Amo l’amore dei marinai
che baciano e se ne vanno.
Lasciano una promessa.
In ogni porto una donna li attende:
i marinai baciano e se ne vanno

Con il vento a favore e lo sguardo ricolmo di speranze, rivolto verso l’orizzonte come metafora del futuro: da sempre i marinai hanno fotografato e si sono fotografati. Un tempo con le prime snapshot cameras di Kodak e Agfa, oggi con i più moderni strumenti che la tecnologia mette a disposizione, gli uomini del mare hanno raccontato e raccontano tutt’ora il mito della maestosa avventura, dell’eterna giovinezza e del seducente coraggio.

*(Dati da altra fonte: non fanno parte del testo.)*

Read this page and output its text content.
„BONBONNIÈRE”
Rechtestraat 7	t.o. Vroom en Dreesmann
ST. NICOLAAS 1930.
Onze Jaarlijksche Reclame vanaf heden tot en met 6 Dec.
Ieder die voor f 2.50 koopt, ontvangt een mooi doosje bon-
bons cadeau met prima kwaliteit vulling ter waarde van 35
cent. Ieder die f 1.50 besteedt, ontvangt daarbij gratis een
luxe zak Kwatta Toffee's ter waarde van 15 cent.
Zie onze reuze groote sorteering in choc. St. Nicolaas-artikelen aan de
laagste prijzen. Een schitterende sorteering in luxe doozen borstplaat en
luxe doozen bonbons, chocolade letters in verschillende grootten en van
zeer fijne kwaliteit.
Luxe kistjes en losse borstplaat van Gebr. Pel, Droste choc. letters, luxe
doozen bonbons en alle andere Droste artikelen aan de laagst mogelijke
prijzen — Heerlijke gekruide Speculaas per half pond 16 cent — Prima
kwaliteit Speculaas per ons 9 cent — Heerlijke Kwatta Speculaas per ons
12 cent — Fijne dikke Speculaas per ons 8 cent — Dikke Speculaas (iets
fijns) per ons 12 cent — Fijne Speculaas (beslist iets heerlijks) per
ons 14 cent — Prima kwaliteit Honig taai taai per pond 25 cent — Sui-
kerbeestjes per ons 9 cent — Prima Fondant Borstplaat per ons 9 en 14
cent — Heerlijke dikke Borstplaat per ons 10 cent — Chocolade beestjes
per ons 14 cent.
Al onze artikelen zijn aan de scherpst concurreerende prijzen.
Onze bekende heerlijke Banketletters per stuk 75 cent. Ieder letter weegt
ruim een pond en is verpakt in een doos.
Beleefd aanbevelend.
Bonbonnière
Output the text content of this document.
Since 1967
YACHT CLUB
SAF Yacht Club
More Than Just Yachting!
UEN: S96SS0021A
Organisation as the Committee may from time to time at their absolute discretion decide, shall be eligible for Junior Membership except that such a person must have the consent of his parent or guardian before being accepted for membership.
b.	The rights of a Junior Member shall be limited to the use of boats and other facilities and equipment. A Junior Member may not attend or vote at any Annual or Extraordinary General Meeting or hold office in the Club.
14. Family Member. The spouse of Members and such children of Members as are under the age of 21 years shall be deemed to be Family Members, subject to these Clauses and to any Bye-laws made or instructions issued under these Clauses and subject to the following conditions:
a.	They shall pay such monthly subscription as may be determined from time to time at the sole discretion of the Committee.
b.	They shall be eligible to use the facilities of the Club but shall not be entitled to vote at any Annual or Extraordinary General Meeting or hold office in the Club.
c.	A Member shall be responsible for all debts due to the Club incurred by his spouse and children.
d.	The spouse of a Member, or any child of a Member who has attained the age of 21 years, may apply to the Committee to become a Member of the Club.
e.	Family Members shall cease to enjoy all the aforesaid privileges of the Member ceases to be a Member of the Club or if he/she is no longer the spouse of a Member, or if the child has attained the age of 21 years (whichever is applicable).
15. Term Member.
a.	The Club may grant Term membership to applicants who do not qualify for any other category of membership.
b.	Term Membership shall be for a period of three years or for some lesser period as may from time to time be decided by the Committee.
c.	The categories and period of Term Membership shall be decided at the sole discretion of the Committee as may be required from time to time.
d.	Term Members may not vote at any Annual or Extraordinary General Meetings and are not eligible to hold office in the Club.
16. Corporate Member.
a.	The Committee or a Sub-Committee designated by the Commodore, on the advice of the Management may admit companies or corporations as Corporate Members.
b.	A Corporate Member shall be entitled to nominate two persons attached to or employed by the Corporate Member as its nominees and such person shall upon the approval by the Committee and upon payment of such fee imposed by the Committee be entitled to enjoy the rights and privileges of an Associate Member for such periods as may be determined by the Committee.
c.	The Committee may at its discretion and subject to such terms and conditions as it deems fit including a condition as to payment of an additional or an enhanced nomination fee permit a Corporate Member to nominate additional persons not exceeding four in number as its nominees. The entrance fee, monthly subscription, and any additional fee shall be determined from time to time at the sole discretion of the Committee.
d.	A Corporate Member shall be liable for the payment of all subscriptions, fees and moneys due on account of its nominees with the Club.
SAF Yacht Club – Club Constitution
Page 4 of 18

È questo ciò che traspare dagli oltre 250 scatti esposti negli spazi del CAMeC, Centro di Arte Moderna e Contemporanea della Spezia, nella mostra “I marinai baciano e se ne vanno”, verso tratto dalla celebre poesia Farewell di Pablo Neruda. La mostra, visitabile fino al 15 aprile 2018, raccoglie scatti provenienti da Europa, America, Giappone e Indocina, e racconta con straordinaria sincerità ogni momento della vita di marinai-fotografi dalla fine dell’Ottocento a metà del Novecento.

La mostra si fa interprete della photographie anonyme, ultima tendenza della fotografia internazionale, e nessuna città come La Spezia, sede dell’Arsenale Marittimo e della Base Navale della Marina Militare, sarebbe potuta essere miglior cornice per un romanzo fotografico scritto dagli stessi marinai. Romanzo che prende ispirazione dall’iconico “Bacio di Time Square” di Alfred Eisenstaedt, un tanto fugace quanto romantico incontro fra un giovane marinaio dell’US Navy e un’infermiera nel giorno della fine della Seconda Guerra Mondiale. Come in quello scatto, così nella mostra “I marinai baciano e se ne vanno” il tempo sembra essere sospeso in un momento fatto di naturalezza, innocenza e intimità, mentre tutto intorno scorre incessantemente.